Japanese manga series

D-Live!! (stylized as D-LIVE!!) is a Japanese manga series written and illustrated by Ryōji Minagawa. It was serialized in shōnen manga magazine Weekly Shōnen Sunday from October 2002 to April 2006, with its chapters collected in 15 tankōbon volumes. The story follows Satoru Ikaruga, a high school student nicknamed the "Genius Driver". He can operate almost any vehicle and works for a multinational specialist company called the Almighty Support Enterprise (ASE). ASE hires Ikaruga whenever they are assigned a case involving vehicle driving. He usually works with other ASE agents to resolve these situations.

==Plot==
Satoru Ikaruga is an ordinary high school student. Most of his classmates and teachers do not know that he is an operative of the Almighty Support Enterprise (ASE), specializing in vehicle driving. He is deployed worldwide, supported by ASE agents as he accomplishes cases assigned to him by clients.

==Characters==
- Satoru Ikaruga (斑鳩 悟, Ikaru Satoru)
A high school boy who does part-time jobs with ASE Japan Branch as a vehicle driver specialist. His father was a friend of Hajime Mozu and also an ASE driver who died in doing his job.
- Hatsune Shimizu (清水 初音, Shimizu Hatsune)
A high school girl, the mechanic specialist of ASE Japan Branch. Her dream is to make her late father's motorcycle racing team win the Suzuka 8 Hours endurance race. She almost made it with Satoru riding her bike, but an accident happened that made Satoru did not finish the race.
- Hajime Mozu (百舌鳥 創, Mozu Hajime)
Chief of ASE Japan branch. He is an ex-ASE vehicle driver specialist, Satoru was trained by him. He is sometimes cruel to Satoru by cutting his payment if Satoru made any mistake in doing his job.
- Clever Owl (クレーバー・オウル, Kurēbā Ōru)
He is ASE USA branch's specialist in spying and infiltrating. He is also a playboy and thinks that he is the next James Bond. He always gets sick if traveling in a vehicle, especially if the driver is Satoru. Only Mozu can make him not sick in a vehicle.
- Rika Karasuma (烏丸 理香, Karasuma Rika)
ASE Japan Branch's specialist of geology. She is lecturer in a university in Japan.
- James Hato (ジェームズ・波戸, Jēmuzu Hato)
He is ASE USA branch's specialist in detonating bomb and CQB. An ex-SWAT Team member. Joined ASE after Satoru saved him from an exploded building he was trapped.

==Publication==
Written and illustrated by Ryōji Minagawa, D-Live!! was serialized in Shogakukan's shōnen manga magazine Weekly Shōnen Sunday from October 16, 2002, to April 19, 2006. (Note: It started in the magazine's 44th issue of 2002 (cover dated October 16), released on October 2 of that same year.

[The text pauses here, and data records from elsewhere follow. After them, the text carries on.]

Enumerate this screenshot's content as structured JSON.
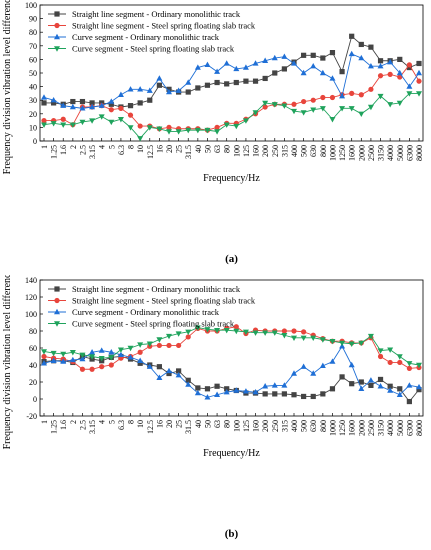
{
  "chart_data": [
    {
      "panel": "(a)",
      "type": "line",
      "xlabel": "Frequency/Hz",
      "ylabel": "Frequency division vibration level difference/dB",
      "ylim": [
        0,
        100
      ],
      "yticks": [
        0,
        10,
        20,
        30,
        40,
        50,
        60,
        70,
        80,
        90,
        100
      ],
      "grid": false,
      "legend_position": "top-left",
      "categories": [
        "1",
        "1.25",
        "1.6",
        "2",
        "2.5",
        "3.15",
        "4",
        "5",
        "6.3",
        "8",
        "10",
        "12.5",
        "16",
        "20",
        "25",
        "31.5",
        "40",
        "50",
        "63",
        "80",
        "100",
        "125",
        "160",
        "200",
        "250",
        "315",
        "400",
        "500",
        "630",
        "800",
        "1000",
        "1250",
        "1600",
        "2000",
        "2500",
        "3150",
        "4000",
        "5000",
        "6300",
        "8000"
      ],
      "series": [
        {
          "name": "Straight line segment - Ordinary monolithic track",
          "color": "#444444",
          "marker": "square",
          "values": [
            28,
            28,
            27,
            29,
            29,
            28,
            28,
            27,
            25,
            26,
            28,
            30,
            41,
            38,
            36,
            36,
            39,
            41,
            43,
            42,
            43,
            44,
            44,
            46,
            50,
            53,
            58,
            63,
            63,
            61,
            65,
            51,
            77,
            71,
            69,
            59,
            59,
            60,
            54,
            57
          ]
        },
        {
          "name": "Straight line segment - Steel spring floating slab track",
          "color": "#e8453c",
          "marker": "circle",
          "values": [
            15,
            15,
            16,
            12,
            25,
            25,
            26,
            23,
            24,
            19,
            11,
            11,
            9,
            10,
            9,
            9,
            9,
            8,
            10,
            13,
            13,
            16,
            20,
            25,
            27,
            27,
            27,
            29,
            30,
            32,
            32,
            34,
            35,
            34,
            38,
            48,
            49,
            47,
            56,
            44
          ]
        },
        {
          "name": "Curve segment - Ordinary monolithic track",
          "color": "#1f6fd6",
          "marker": "triangle",
          "values": [
            32,
            30,
            26,
            25,
            24,
            25,
            26,
            29,
            34,
            38,
            38,
            37,
            46,
            36,
            37,
            43,
            54,
            56,
            51,
            57,
            53,
            54,
            57,
            59,
            61,
            62,
            57,
            50,
            55,
            50,
            46,
            33,
            64,
            61,
            55,
            55,
            58,
            50,
            40,
            50
          ]
        },
        {
          "name": "Curve segment - Steel spring floating slab track",
          "color": "#1fa35c",
          "marker": "triangle-down",
          "values": [
            12,
            13,
            12,
            12,
            14,
            15,
            18,
            14,
            16,
            10,
            2,
            10,
            9,
            7,
            7,
            8,
            8,
            8,
            7,
            12,
            11,
            15,
            21,
            28,
            27,
            26,
            22,
            21,
            23,
            24,
            16,
            24,
            24,
            20,
            25,
            33,
            27,
            28,
            35,
            35
          ]
        }
      ]
    },
    {
      "panel": "(b)",
      "type": "line",
      "xlabel": "Frequency/Hz",
      "ylabel": "Frequency division vibration level difference/dB",
      "ylim": [
        -20,
        140
      ],
      "yticks": [
        -20,
        0,
        20,
        40,
        60,
        80,
        100,
        120,
        140
      ],
      "grid": false,
      "legend_position": "top-left",
      "categories": [
        "1",
        "1.25",
        "1.6",
        "2",
        "2.5",
        "3.15",
        "4",
        "5",
        "6.3",
        "8",
        "10",
        "12.5",
        "16",
        "20",
        "25",
        "31.5",
        "40",
        "50",
        "63",
        "80",
        "100",
        "125",
        "160",
        "200",
        "250",
        "315",
        "400",
        "500",
        "630",
        "800",
        "1000",
        "1250",
        "1600",
        "2000",
        "2500",
        "3150",
        "4000",
        "5000",
        "6300",
        "8000"
      ],
      "series": [
        {
          "name": "Straight line segment - Ordinary monolithic track",
          "color": "#444444",
          "marker": "square",
          "values": [
            44,
            45,
            45,
            43,
            50,
            47,
            45,
            49,
            50,
            47,
            42,
            40,
            38,
            30,
            33,
            22,
            13,
            12,
            15,
            12,
            10,
            7,
            7,
            6,
            6,
            6,
            5,
            3,
            3,
            6,
            12,
            26,
            18,
            20,
            16,
            23,
            15,
            12,
            -3,
            11
          ]
        },
        {
          "name": "Straight line segment - Steel spring floating slab track",
          "color": "#e8453c",
          "marker": "circle",
          "values": [
            50,
            48,
            47,
            44,
            35,
            35,
            38,
            40,
            48,
            50,
            55,
            62,
            63,
            63,
            63,
            73,
            83,
            80,
            80,
            83,
            85,
            77,
            81,
            80,
            80,
            80,
            80,
            79,
            75,
            71,
            68,
            68,
            66,
            66,
            72,
            50,
            43,
            43,
            36,
            37
          ]
        },
        {
          "name": "Curve segment - Ordinary monolithic track",
          "color": "#1f6fd6",
          "marker": "triangle",
          "values": [
            42,
            45,
            44,
            46,
            47,
            55,
            57,
            55,
            52,
            49,
            45,
            38,
            25,
            33,
            28,
            17,
            7,
            2,
            5,
            8,
            10,
            9,
            8,
            15,
            16,
            16,
            30,
            38,
            30,
            39,
            44,
            62,
            40,
            12,
            22,
            15,
            10,
            5,
            16,
            14
          ]
        },
        {
          "name": "Curve segment - Steel spring floating slab track",
          "color": "#1fa35c",
          "marker": "triangle-down",
          "values": [
            56,
            54,
            53,
            55,
            52,
            50,
            48,
            49,
            58,
            60,
            64,
            65,
            70,
            74,
            77,
            79,
            84,
            82,
            81,
            81,
            80,
            79,
            78,
            78,
            78,
            75,
            72,
            72,
            72,
            70,
            68,
            66,
            65,
            66,
            74,
            57,
            58,
            50,
            42,
            40
          ]
        }
      ]
    }
  ]
}
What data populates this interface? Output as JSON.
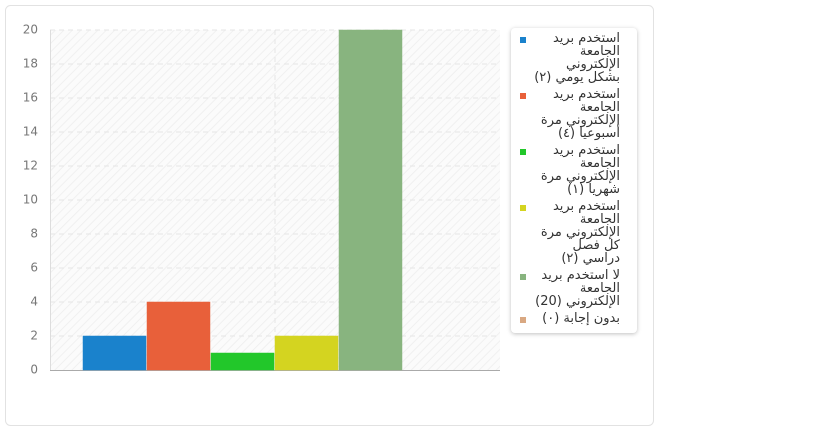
{
  "chart_data": {
    "type": "bar",
    "series": [
      {
        "name": "استخدم بريد الجامعة الإلكتروني بشكل يومي (٢)",
        "color": "#1a82cc",
        "values": [
          2
        ]
      },
      {
        "name": "استخدم بريد الجامعة الإلكتروني مرة أسبوعيا (٤)",
        "color": "#e8603a",
        "values": [
          4
        ]
      },
      {
        "name": "استخدم بريد الجامعة الإلكتروني مرة شهريا (١)",
        "color": "#22c72a",
        "values": [
          1
        ]
      },
      {
        "name": "استخدم بريد الجامعة الإلكتروني مرة كل فصل دراسي (٢)",
        "color": "#d4d420",
        "values": [
          2
        ]
      },
      {
        "name": "لا استخدم بريد الجامعة الإلكتروني (20)",
        "color": "#88b47f",
        "values": [
          20
        ]
      },
      {
        "name": "بدون إجابة (٠)",
        "color": "#d9a882",
        "values": [
          0
        ]
      }
    ],
    "ylim": [
      0,
      20
    ],
    "yticks": [
      0,
      2,
      4,
      6,
      8,
      10,
      12,
      14,
      16,
      18,
      20
    ],
    "grid": true,
    "legend": "right"
  }
}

It finished in the magazine's 18th issue of 2006 (cover dated April 19), released on April 5 of that same year.) Shogakukan collected its chapters in 15 tankōbon volumes, released from March 18, 2003, to August 11, 2006.

==Reception==
D-Live!! was one of the Jury Recommended Works at the ninth Japan Media Arts Festival in 2005.